Q1. What is TF-IDF and why is it used for text classification?
TF-IDF = Term Frequency × Inverse Document Frequency. Words that appear often in a document but rarely in others get high scores. This identifies discriminative words for classification.
Q2. Why do you use ngram_range=(1,2) in TF-IDF?
Unigrams (single words) + bigrams (word pairs) capture more context. "machine learning" as a bigram is more informative than "machine" and "learning" separately.
Q3. What is the difference between Naive Bayes and Logistic Regression for text classification?
Naive Bayes: probabilistic, assumes feature independence, fast, works well with small data. Logistic Regression: discriminative, learns decision boundaries, usually more accurate with enough data.
Q4. Why use a sklearn Pipeline?
Pipeline chains transformers and classifiers, preventing data leakage (TF-IDF fit only on training data), enabling grid search over all parameters, and simplifying deployment (one object does everything).

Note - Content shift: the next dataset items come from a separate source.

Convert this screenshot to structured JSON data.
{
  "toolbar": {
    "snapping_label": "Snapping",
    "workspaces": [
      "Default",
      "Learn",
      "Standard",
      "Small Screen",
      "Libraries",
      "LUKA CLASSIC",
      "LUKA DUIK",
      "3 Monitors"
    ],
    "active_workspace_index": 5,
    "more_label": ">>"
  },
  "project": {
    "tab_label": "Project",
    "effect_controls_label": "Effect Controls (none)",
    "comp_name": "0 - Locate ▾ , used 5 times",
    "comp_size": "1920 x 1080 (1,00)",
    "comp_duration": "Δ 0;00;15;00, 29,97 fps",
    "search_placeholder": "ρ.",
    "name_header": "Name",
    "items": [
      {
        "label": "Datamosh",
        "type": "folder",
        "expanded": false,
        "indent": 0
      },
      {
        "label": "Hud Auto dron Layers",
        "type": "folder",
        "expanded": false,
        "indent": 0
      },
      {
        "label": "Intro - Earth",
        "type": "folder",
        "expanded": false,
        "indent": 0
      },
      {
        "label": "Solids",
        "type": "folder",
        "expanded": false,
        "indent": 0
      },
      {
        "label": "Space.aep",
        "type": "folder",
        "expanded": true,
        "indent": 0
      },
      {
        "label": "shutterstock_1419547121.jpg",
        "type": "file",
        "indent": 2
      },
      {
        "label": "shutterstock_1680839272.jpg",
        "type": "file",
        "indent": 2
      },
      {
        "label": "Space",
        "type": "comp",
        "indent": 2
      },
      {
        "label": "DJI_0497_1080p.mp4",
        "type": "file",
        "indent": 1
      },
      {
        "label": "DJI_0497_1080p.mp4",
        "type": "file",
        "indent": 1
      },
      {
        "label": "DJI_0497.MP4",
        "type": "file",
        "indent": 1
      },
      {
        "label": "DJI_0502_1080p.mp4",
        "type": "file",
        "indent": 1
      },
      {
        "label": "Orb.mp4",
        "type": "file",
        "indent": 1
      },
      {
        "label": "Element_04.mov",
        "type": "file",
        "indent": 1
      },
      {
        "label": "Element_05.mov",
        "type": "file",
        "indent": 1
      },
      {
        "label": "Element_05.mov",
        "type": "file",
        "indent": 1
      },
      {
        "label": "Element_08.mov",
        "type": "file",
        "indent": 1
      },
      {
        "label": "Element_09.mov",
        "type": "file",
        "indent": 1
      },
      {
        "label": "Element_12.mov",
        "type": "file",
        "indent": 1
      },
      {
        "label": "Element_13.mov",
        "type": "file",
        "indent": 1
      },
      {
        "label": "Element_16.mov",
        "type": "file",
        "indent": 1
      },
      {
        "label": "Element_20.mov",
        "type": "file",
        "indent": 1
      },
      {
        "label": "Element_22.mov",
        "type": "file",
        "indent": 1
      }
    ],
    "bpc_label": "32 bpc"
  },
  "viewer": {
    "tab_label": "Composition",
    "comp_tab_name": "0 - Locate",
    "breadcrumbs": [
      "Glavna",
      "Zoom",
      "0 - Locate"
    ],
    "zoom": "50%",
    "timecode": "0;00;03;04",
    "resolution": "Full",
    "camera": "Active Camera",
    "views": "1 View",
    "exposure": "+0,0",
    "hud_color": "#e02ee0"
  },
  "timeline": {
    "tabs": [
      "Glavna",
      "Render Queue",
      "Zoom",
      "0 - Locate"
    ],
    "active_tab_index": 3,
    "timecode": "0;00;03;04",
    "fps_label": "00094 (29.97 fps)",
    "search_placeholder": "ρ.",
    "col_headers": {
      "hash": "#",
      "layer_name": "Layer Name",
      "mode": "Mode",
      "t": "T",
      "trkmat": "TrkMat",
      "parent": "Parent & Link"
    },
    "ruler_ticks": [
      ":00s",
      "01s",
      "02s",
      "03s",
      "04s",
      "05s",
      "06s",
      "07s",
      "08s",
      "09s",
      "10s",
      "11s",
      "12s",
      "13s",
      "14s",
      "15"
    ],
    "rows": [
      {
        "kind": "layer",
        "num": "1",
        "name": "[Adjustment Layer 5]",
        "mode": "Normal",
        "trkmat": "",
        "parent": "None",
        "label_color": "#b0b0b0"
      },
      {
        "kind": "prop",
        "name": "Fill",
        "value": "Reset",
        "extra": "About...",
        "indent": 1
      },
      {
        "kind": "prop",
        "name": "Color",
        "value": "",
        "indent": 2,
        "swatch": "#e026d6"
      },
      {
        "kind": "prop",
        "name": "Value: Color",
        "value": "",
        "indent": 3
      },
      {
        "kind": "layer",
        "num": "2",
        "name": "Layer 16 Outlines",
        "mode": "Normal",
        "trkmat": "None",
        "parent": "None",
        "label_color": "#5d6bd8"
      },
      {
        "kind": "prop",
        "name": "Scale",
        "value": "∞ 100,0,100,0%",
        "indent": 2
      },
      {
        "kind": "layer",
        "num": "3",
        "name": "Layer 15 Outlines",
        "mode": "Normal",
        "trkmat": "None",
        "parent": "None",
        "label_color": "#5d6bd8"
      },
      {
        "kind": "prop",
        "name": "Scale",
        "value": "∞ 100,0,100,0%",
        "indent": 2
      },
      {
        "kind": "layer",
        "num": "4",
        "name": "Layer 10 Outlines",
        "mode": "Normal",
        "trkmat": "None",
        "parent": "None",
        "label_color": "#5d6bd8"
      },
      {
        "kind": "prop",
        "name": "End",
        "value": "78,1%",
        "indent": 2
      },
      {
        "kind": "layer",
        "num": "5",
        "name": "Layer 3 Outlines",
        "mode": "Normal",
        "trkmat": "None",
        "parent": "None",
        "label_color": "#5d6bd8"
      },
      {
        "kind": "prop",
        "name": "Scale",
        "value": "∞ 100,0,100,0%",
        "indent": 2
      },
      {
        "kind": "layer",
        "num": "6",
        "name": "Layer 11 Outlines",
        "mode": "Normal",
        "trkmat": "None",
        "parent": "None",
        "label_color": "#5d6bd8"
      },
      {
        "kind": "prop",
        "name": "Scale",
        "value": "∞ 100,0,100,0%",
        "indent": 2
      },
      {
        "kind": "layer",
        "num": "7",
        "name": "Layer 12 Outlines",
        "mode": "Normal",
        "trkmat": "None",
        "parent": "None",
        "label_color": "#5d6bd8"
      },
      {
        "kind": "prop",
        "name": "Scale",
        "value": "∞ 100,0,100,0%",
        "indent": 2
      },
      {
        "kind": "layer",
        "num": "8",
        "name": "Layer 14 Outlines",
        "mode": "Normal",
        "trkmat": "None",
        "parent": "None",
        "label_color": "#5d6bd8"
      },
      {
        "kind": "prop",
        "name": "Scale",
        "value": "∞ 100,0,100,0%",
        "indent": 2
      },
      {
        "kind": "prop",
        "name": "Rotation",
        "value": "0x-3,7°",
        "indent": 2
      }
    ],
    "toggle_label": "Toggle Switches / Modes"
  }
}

Q5. What preprocessing steps improve classification accuracy?
Lowercasing, removing stopwords, stemming/lemmatisation, removing HTML tags, handling negations (not_good as one token), removing rare words.
Q6. How would you handle class imbalance if Sports has 1000 articles but Politics has 100?
class_weight=balanced in LogisticRegression adjusts weights. Or: upsample minority classes (SMOTE for text uses different approach), downsample majority, or use ensemble methods robust to imbalance.
Q7. What is the difference between macro and weighted F1-score?
Macro F1: average over classes equally (treats all classes same). Weighted F1: weighted by class frequency. Use weighted F1 for imbalanced datasets.
Q8. How would you improve accuracy beyond TF-IDF + LogReg?
Use sentence embeddings (HuggingFace sentence-transformers) instead of TF-IDF. Fine-tune a BERT model on the dataset. TF-IDF ignores word order and meaning; transformers capture both.
Q9. What are the limitations of your approach?
TF-IDF is bag-of-words — ignores word order and context. Does not handle new vocabulary (OOV words). Needs labelled training data. Cannot classify articles in categories not seen during training.
Q10. How would you add a new category to the classifier?
Collect 200+ labelled examples of the new category. Retrain the model with the new class. Re-evaluate all classes — new class may affect existing accuracy.